Work-related Carpal Tunnel Syndrome (CTS) is typically thought to be the result of heavy computer use. While ergonomics still have a place in data entry jobs, typing is not the primary cause of this disorder. On the contrary, using a computer for 7 hours a day was found not to increase the risk of developing CTS. While computer use may lead to other repetitive stress injuries, computer use alone does not typically stress the body in a way that inflames the carpal tunnel. Jobs demanding assembly line work, however, very commonly result in CTS or CTS symptoms. This article will briefly look at what activities may cause this very common disorder.

The carpal tunnel is a space in your wrist created by bones and ligaments. Nerves, tendons, blood, and other tissues run through this space. Sprains, friction, repetitive overuse, fluid retention, forceful movements, and other abnormalities cause the soft tissues to swell. The swelling happens inside the tunnel, though, and not directly beneath the skin which can expand to make room. Rather, the swelling places pressure on everything inside the tunnel, causing tingling, numbness, weakness, stiffness, and several other signs and symptoms of CTS.

Highly repetitive wrist movements are the most common work tasks that may lead to Carpal Tunnel Syndrome. This is a big reason people have connected it to computer use. However, the wrist isn’t moving while typing the way it does while grocery checking or performing work in the garment industry. There is not significant evidence to support the idea that awkward postures alone lead to CTS, either. Rather, highly repetitive wrist movements, particularly when combined with forceful hand/wrist exertion, vibration, or other job factors, are what most commonly lead to CTS. These movements are typically required in service, packaging, garment, and grocery industries.

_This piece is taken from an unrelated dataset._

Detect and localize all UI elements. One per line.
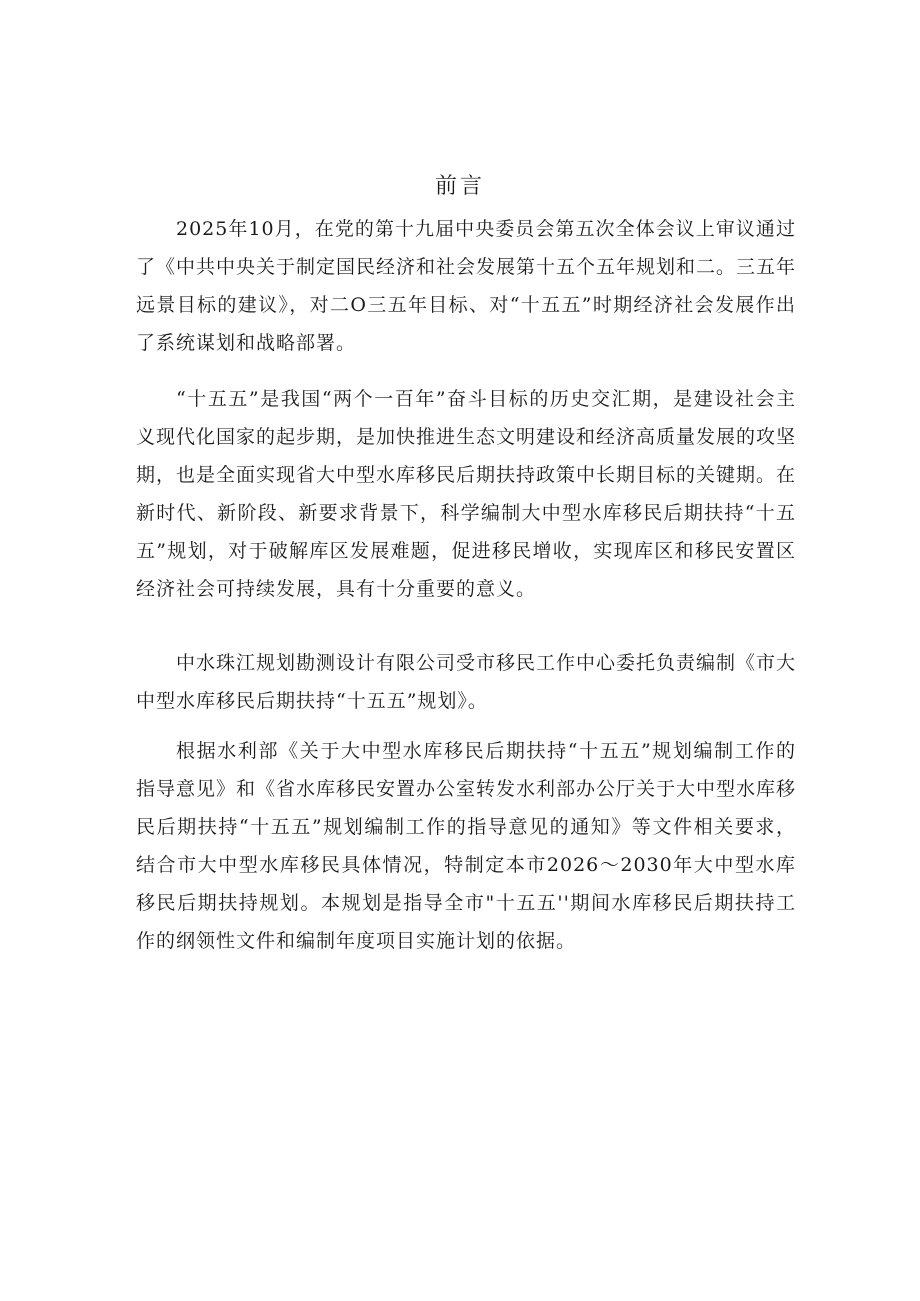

Preventing CTS is important; treating it is both costly and invasive. This condition costs a lifetime average of $30,000. Carpal tunnel release is the most common surgical procedure in the U.S., yet CTS is highly preventable. People can minimize their risks of developing CTS both at home and on the job. The simplest step to preventing CTS is to monitor sleeping habits. The body can recover from daily stress while sleeping, but if the carpal tunnel needs repair, it cannot do so with flexed wrists. Make sure wrists are straight while sleeping. To ensure this, people can create a make-shift splint that may or may not be safe and effective, or purchase one for each affected wrist. They’re fairly inexpensive, and if a job places a lot of stress and repetition on the wrists, the splints may be useful during working hours, too. Completing stretching exercises each day will help, as will frequent breaks, rotating jobs amongst workers (when possible), and implementing other ergonomically-designed tools and workstations.

People have been doing repetitive wrist movements in their jobs long before anyone began connecting the movements with this common dysfunction. CTS is a painful, uncomfortable, and frustrating condition that, without proper treatment or care, can result in surgery. Discontinuing work would remove the risk completely, but it isn’t necessary to leave a job to prevent this kind of injury. Consult an ergonomic or CTS expert for further advice on how to prevent developing work-related Carpal Tunnel Syndrome.